Ich frage mich als Aussenstehende, wie es soweit kommen kann. Wie können erwachsene Menschen glauben, dass ein zweijähriges Kind besessen und für den Tod eines anderen verantwortlich ist? Teilweise sind es bekannte Umstände, die solchen Aberglauben fördern. Profitgier von Predigern, extreme Armut, Unwissenheit und Teufelsglauben, zerbrochene Familien. Die englische Organisation «Stepping Stones Nigeria« befasst sich seit 2003 mit diesem Thema und hilft vor Ort den Kindern, recherchiert die Hintergründe und verhandelt mit der Regierung. Ihre Recherchen haben gezeigt, dass unter anderem sogenannte “Nollywoodfilme” einen grossen Einfluss auf dieses Unheil haben. Allen voran der Film “End Of The Wicked”, hergestellt von der mächtigen “Liberty Foundation”-Kirche mit ihrer Führerin Helen Ukpabio. Der Film widerspiegelt Helen Ukpabios Ansicht, dass Satan die Gabe hätte, sich in den Körper eines Kindes zu begeben und dieses einzunehmen. Ihre Aussagen in Büchern und Filmen sind verheerend und gefährden das Leben aller Kinder. Eine ihrer kontroversen Aussagen lautet zum Beispiel, dass ein Kind unter zwei Jahren, welches nachts schreit, weint und Fieber hat, ein Diener Satans ist.

 

Gary Foxcroft, Gründer der Organisation “Stepping Stones Nigeria”, kämpft zusammen mit dem Nigerianer Sam Itauma seit sieben Jahren gegen die “Liberty Foundation Church”, gegen korrupte Priester und gegen die Verstossung der Kinder aus den Familien. Sie bauten gemeinsam mit der Organisation “CRARN – Child Rights and Rehabilitatin Network” ein Waisenhaus, das wöchentlich bis zu zehn Hexenkinder aufnimmt.
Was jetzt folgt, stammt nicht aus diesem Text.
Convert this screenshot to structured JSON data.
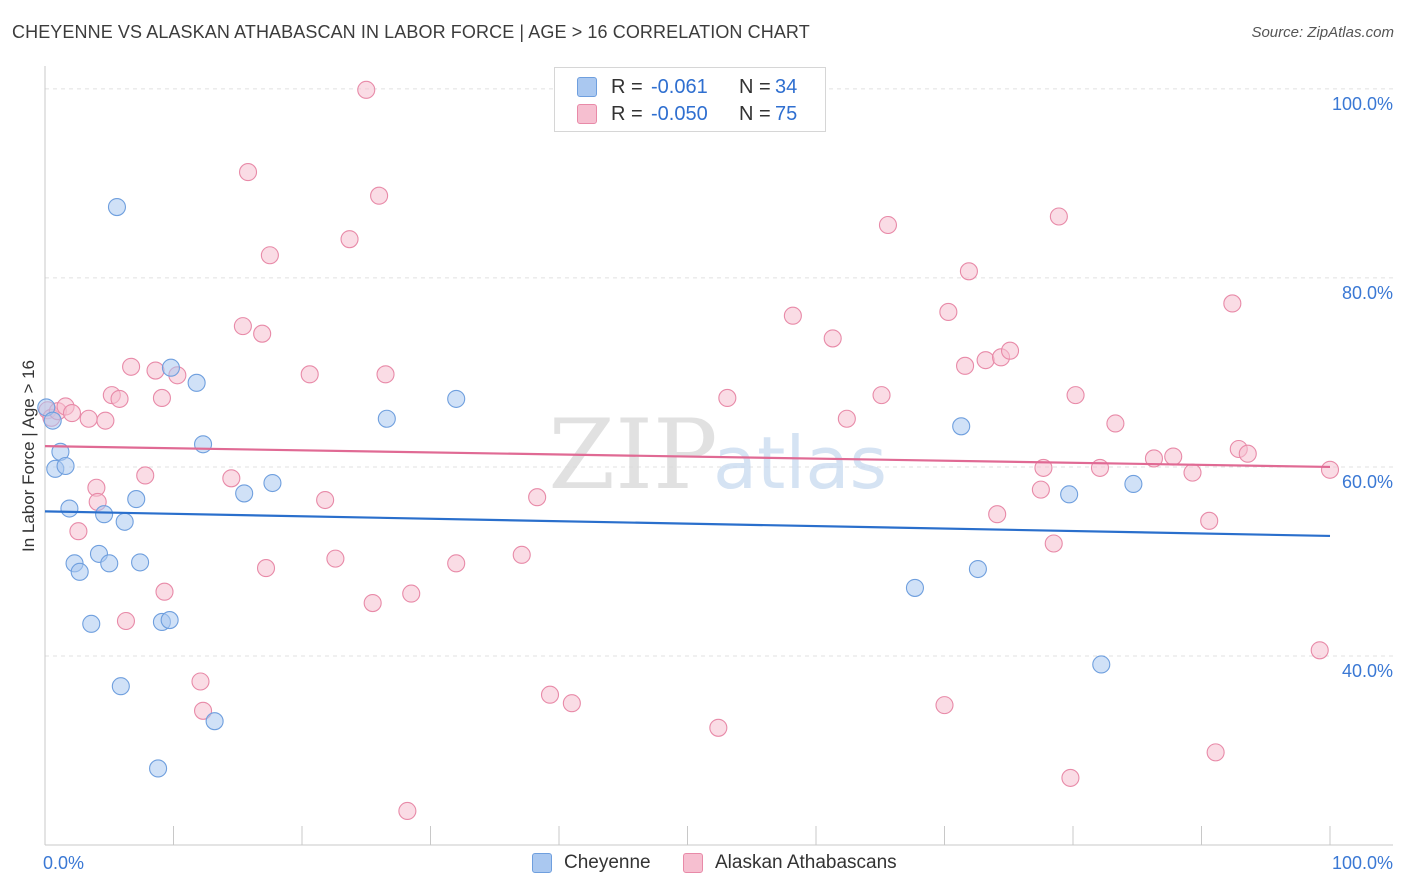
{
  "title": "CHEYENNE VS ALASKAN ATHABASCAN IN LABOR FORCE | AGE > 16 CORRELATION CHART",
  "source": "Source: ZipAtlas.com",
  "watermark": {
    "zip": "ZIP",
    "atlas": "atlas"
  },
  "legend_top": {
    "rows": [
      {
        "r_label": "R =",
        "r_value": "-0.061",
        "n_label": "N =",
        "n_value": "34"
      },
      {
        "r_label": "R =",
        "r_value": "-0.050",
        "n_label": "N =",
        "n_value": "75"
      }
    ]
  },
  "legend_bottom": {
    "items": [
      "Cheyenne",
      "Alaskan Athabascans"
    ]
  },
  "colors": {
    "cheyenne_fill": "#aac8f0",
    "cheyenne_stroke": "#6f9fde",
    "cheyenne_line": "#2a6fcc",
    "alaskan_fill": "#f6bfd0",
    "alaskan_stroke": "#e88aa8",
    "alaskan_line": "#e06a94",
    "tick_label": "#3a78d4",
    "grid": "#e1e1e1",
    "axis": "#c8c8c8"
  },
  "chart_data": {
    "type": "scatter",
    "title": "CHEYENNE VS ALASKAN ATHABASCAN IN LABOR FORCE | AGE > 16 CORRELATION CHART",
    "xlabel": "",
    "ylabel": "In Labor Force | Age > 16",
    "xlim": [
      0,
      100
    ],
    "ylim": [
      20,
      102
    ],
    "x_tick_labels": [
      "0.0%",
      "100.0%"
    ],
    "y_ticks": [
      40,
      60,
      80,
      100
    ],
    "y_tick_labels": [
      "40.0%",
      "60.0%",
      "80.0%",
      "100.0%"
    ],
    "grid": true,
    "legend_position": "top-center",
    "series": [
      {
        "name": "Cheyenne",
        "r": -0.061,
        "n": 34,
        "trend": {
          "x": [
            0,
            100
          ],
          "y": [
            55.3,
            52.7
          ]
        },
        "points": [
          {
            "x": 0.1,
            "y": 66.3
          },
          {
            "x": 0.6,
            "y": 64.9
          },
          {
            "x": 0.8,
            "y": 59.8
          },
          {
            "x": 1.2,
            "y": 61.6
          },
          {
            "x": 1.6,
            "y": 60.1
          },
          {
            "x": 1.9,
            "y": 55.6
          },
          {
            "x": 2.3,
            "y": 49.8
          },
          {
            "x": 2.7,
            "y": 48.9
          },
          {
            "x": 3.6,
            "y": 43.4
          },
          {
            "x": 4.2,
            "y": 50.8
          },
          {
            "x": 4.6,
            "y": 55.0
          },
          {
            "x": 5.0,
            "y": 49.8
          },
          {
            "x": 5.6,
            "y": 87.5
          },
          {
            "x": 5.9,
            "y": 36.8
          },
          {
            "x": 6.2,
            "y": 54.2
          },
          {
            "x": 7.1,
            "y": 56.6
          },
          {
            "x": 7.4,
            "y": 49.9
          },
          {
            "x": 8.8,
            "y": 28.1
          },
          {
            "x": 9.1,
            "y": 43.6
          },
          {
            "x": 9.7,
            "y": 43.8
          },
          {
            "x": 9.8,
            "y": 70.5
          },
          {
            "x": 11.8,
            "y": 68.9
          },
          {
            "x": 12.3,
            "y": 62.4
          },
          {
            "x": 13.2,
            "y": 33.1
          },
          {
            "x": 15.5,
            "y": 57.2
          },
          {
            "x": 17.7,
            "y": 58.3
          },
          {
            "x": 26.6,
            "y": 65.1
          },
          {
            "x": 32.0,
            "y": 67.2
          },
          {
            "x": 67.7,
            "y": 47.2
          },
          {
            "x": 71.3,
            "y": 64.3
          },
          {
            "x": 72.6,
            "y": 49.2
          },
          {
            "x": 79.7,
            "y": 57.1
          },
          {
            "x": 82.2,
            "y": 39.1
          },
          {
            "x": 84.7,
            "y": 58.2
          }
        ]
      },
      {
        "name": "Alaskan Athabascans",
        "r": -0.05,
        "n": 75,
        "trend": {
          "x": [
            0,
            100
          ],
          "y": [
            62.2,
            60.0
          ]
        },
        "points": [
          {
            "x": 0.2,
            "y": 66.0
          },
          {
            "x": 0.5,
            "y": 65.2
          },
          {
            "x": 1.0,
            "y": 65.9
          },
          {
            "x": 1.6,
            "y": 66.4
          },
          {
            "x": 2.1,
            "y": 65.7
          },
          {
            "x": 2.6,
            "y": 53.2
          },
          {
            "x": 3.4,
            "y": 65.1
          },
          {
            "x": 4.0,
            "y": 57.8
          },
          {
            "x": 4.1,
            "y": 56.3
          },
          {
            "x": 4.7,
            "y": 64.9
          },
          {
            "x": 5.2,
            "y": 67.6
          },
          {
            "x": 5.8,
            "y": 67.2
          },
          {
            "x": 6.3,
            "y": 43.7
          },
          {
            "x": 6.7,
            "y": 70.6
          },
          {
            "x": 7.8,
            "y": 59.1
          },
          {
            "x": 8.6,
            "y": 70.2
          },
          {
            "x": 9.1,
            "y": 67.3
          },
          {
            "x": 9.3,
            "y": 46.8
          },
          {
            "x": 10.3,
            "y": 69.7
          },
          {
            "x": 12.1,
            "y": 37.3
          },
          {
            "x": 12.3,
            "y": 34.2
          },
          {
            "x": 14.5,
            "y": 58.8
          },
          {
            "x": 15.4,
            "y": 74.9
          },
          {
            "x": 15.8,
            "y": 91.2
          },
          {
            "x": 16.9,
            "y": 74.1
          },
          {
            "x": 17.2,
            "y": 49.3
          },
          {
            "x": 17.5,
            "y": 82.4
          },
          {
            "x": 20.6,
            "y": 69.8
          },
          {
            "x": 21.8,
            "y": 56.5
          },
          {
            "x": 22.6,
            "y": 50.3
          },
          {
            "x": 23.7,
            "y": 84.1
          },
          {
            "x": 25.0,
            "y": 99.9
          },
          {
            "x": 25.5,
            "y": 45.6
          },
          {
            "x": 26.0,
            "y": 88.7
          },
          {
            "x": 26.5,
            "y": 69.8
          },
          {
            "x": 28.2,
            "y": 23.6
          },
          {
            "x": 28.5,
            "y": 46.6
          },
          {
            "x": 32.0,
            "y": 49.8
          },
          {
            "x": 37.1,
            "y": 50.7
          },
          {
            "x": 38.3,
            "y": 56.8
          },
          {
            "x": 39.3,
            "y": 35.9
          },
          {
            "x": 41.0,
            "y": 35.0
          },
          {
            "x": 52.4,
            "y": 32.4
          },
          {
            "x": 53.1,
            "y": 67.3
          },
          {
            "x": 58.2,
            "y": 76.0
          },
          {
            "x": 61.3,
            "y": 73.6
          },
          {
            "x": 62.4,
            "y": 65.1
          },
          {
            "x": 65.1,
            "y": 67.6
          },
          {
            "x": 65.6,
            "y": 85.6
          },
          {
            "x": 70.0,
            "y": 34.8
          },
          {
            "x": 70.3,
            "y": 76.4
          },
          {
            "x": 71.6,
            "y": 70.7
          },
          {
            "x": 71.9,
            "y": 80.7
          },
          {
            "x": 73.2,
            "y": 71.3
          },
          {
            "x": 74.1,
            "y": 55.0
          },
          {
            "x": 74.4,
            "y": 71.6
          },
          {
            "x": 75.1,
            "y": 72.3
          },
          {
            "x": 77.5,
            "y": 57.6
          },
          {
            "x": 77.7,
            "y": 59.9
          },
          {
            "x": 78.5,
            "y": 51.9
          },
          {
            "x": 78.9,
            "y": 86.5
          },
          {
            "x": 79.8,
            "y": 27.1
          },
          {
            "x": 80.2,
            "y": 67.6
          },
          {
            "x": 82.1,
            "y": 59.9
          },
          {
            "x": 83.3,
            "y": 64.6
          },
          {
            "x": 86.3,
            "y": 60.9
          },
          {
            "x": 87.8,
            "y": 61.1
          },
          {
            "x": 89.3,
            "y": 59.4
          },
          {
            "x": 90.6,
            "y": 54.3
          },
          {
            "x": 91.1,
            "y": 29.8
          },
          {
            "x": 92.4,
            "y": 77.3
          },
          {
            "x": 92.9,
            "y": 61.9
          },
          {
            "x": 93.6,
            "y": 61.4
          },
          {
            "x": 99.2,
            "y": 40.6
          },
          {
            "x": 100.0,
            "y": 59.7
          }
        ]
      }
    ]
  }
}
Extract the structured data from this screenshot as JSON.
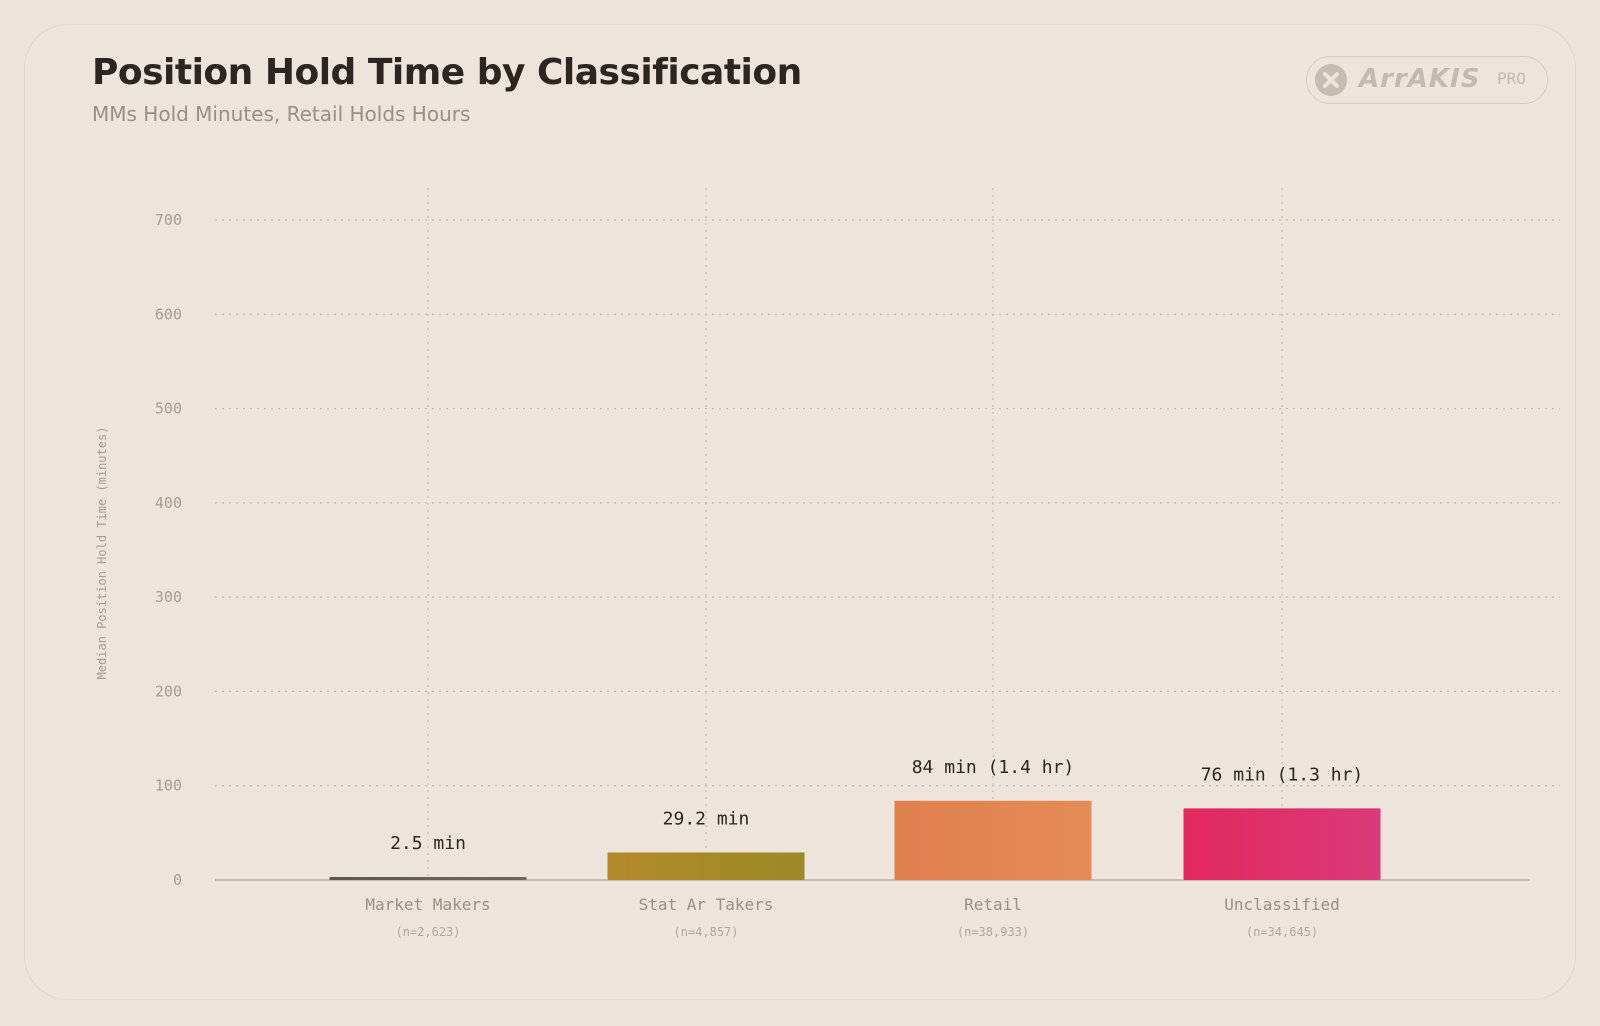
{
  "header": {
    "title": "Position Hold Time by Classification",
    "subtitle": "MMs Hold Minutes, Retail Holds Hours"
  },
  "brand": {
    "name": "ArrAKIS",
    "tier": "PRO",
    "icon": "x-circle-icon"
  },
  "colors": {
    "background": "#ece3db",
    "grid": "#c7b8a2",
    "axis_text": "#a89c90",
    "label_text": "#2b2622"
  },
  "chart_data": {
    "type": "bar",
    "title": "Position Hold Time by Classification",
    "subtitle": "MMs Hold Minutes, Retail Holds Hours",
    "xlabel": "",
    "ylabel": "Median Position Hold Time (minutes)",
    "ylim": [
      0,
      700
    ],
    "yticks": [
      0,
      100,
      200,
      300,
      400,
      500,
      600,
      700
    ],
    "grid": true,
    "legend": "none",
    "categories": [
      "Market Makers",
      "Stat Ar Takers",
      "Retail",
      "Unclassified"
    ],
    "sample_sizes": [
      "(n=2,623)",
      "(n=4,857)",
      "(n=38,933)",
      "(n=34,645)"
    ],
    "values": [
      2.5,
      29.2,
      84,
      76
    ],
    "value_labels": [
      "2.5 min",
      "29.2 min",
      "84 min (1.4 hr)",
      "76 min (1.3 hr)"
    ],
    "bar_colors": [
      [
        "#5a5652",
        "#6b6660"
      ],
      [
        "#b38a2a",
        "#9a8a25"
      ],
      [
        "#e07f4f",
        "#e48b55"
      ],
      [
        "#e22860",
        "#d93b78"
      ]
    ]
  }
}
Die von ihnen in Auftrag gegebenen Filme “Saving Africa’s Witch Children” und “Return to Africa’s Witch Children” dokumentieren das Leid dieser Kinder und bringen das Thema auch in westliche Länder. Gary Foxcroft und Sam Itauma erreichten, nicht zuletzt mit Hilfe dieses Filmes, dass die nigerianische Regierung die Uno-Kinderrechts-Akte in Kraft setzte und hohe Gefängnisstrafen für alle androht, die Kinder als Hexen stigmatisieren oder verfolgen. Ein grosses Anliegen Gary Foxcrofts ist es, die Kinder wieder in ihre Familien und Dörfer einzugliedern. Es ist ein harter Weg, diesen alten Glauben aus den Köpfen der Menschen auszutreiben. Vereinzelt gelingt ihm die Eingliederung und die Kinder finden ihren Weg zurück in ihr gewohntes Umfeld. Doch noch immer müssen Hunderte von Kindern fliehen und ihr Leben in einem Heim fortsetzen. Das Schicksal dieser Kinder ist meist ungewiss und es gelingt ihnen nur selten, sich im Erwachsenenalter wieder einzugliedern.

 

Ohne Organisationen wie “Stepping Stones Nigeria” hätten wohl noch viele weitere diesen Wahnsinn nicht überlebt.